A erudita conferência de Oppenheimer no Seminário de Teologia da Universidade de Princeton, em 1958, uma universidade protestante, já depois da repressão macarthista que sofrera em 1954, indica que ele tinha ampla consciência das circunstâncias do desencontro entre o poder da bomba e o poder para administrar seu emprego.

Confessa dificuldade para lidar com o tema dos valores. Reconhece o enorme papel da tradição. Mas a tradição foi esvaziada. Em parte porque conhecemos mais, em parte porque não conhecemos mais, em parte porque conhecemos de modo diferente.

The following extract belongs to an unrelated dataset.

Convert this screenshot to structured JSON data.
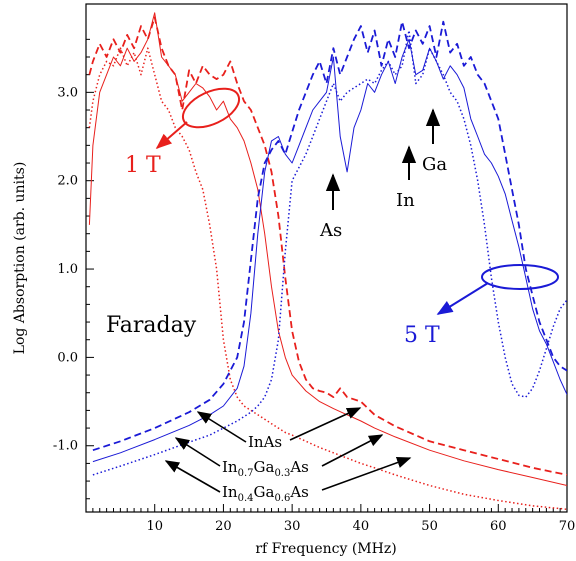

O problema não estava, pois, nos que se adiantaram para produzi-la, mas nos que se atrasaram para ter princípios para usá-la. Como os teólogos que foram ouvi-lo, no fundo para que lhes contasse o que sobrara de Deus.

Na explosão da bomba experimental, Trindade, em 1945, em Los Alamos, a Oppenheimer ocorreu uma frase de Krishna: “Agora me tornei a morte, o destruidor de mundos”. E dois anos depois diria: “... os físicos conheceram o pecado...”.

Essa é uma ideia antiga. A ideia da descoberta da função reveladora do fruto proibido está também no Velho Testamento, quando Eva o come e tanto ela quanto Adão perdem a inocência. Em Los Alamos e no Éden houve a ruptura dos limites humanos do conhecimento.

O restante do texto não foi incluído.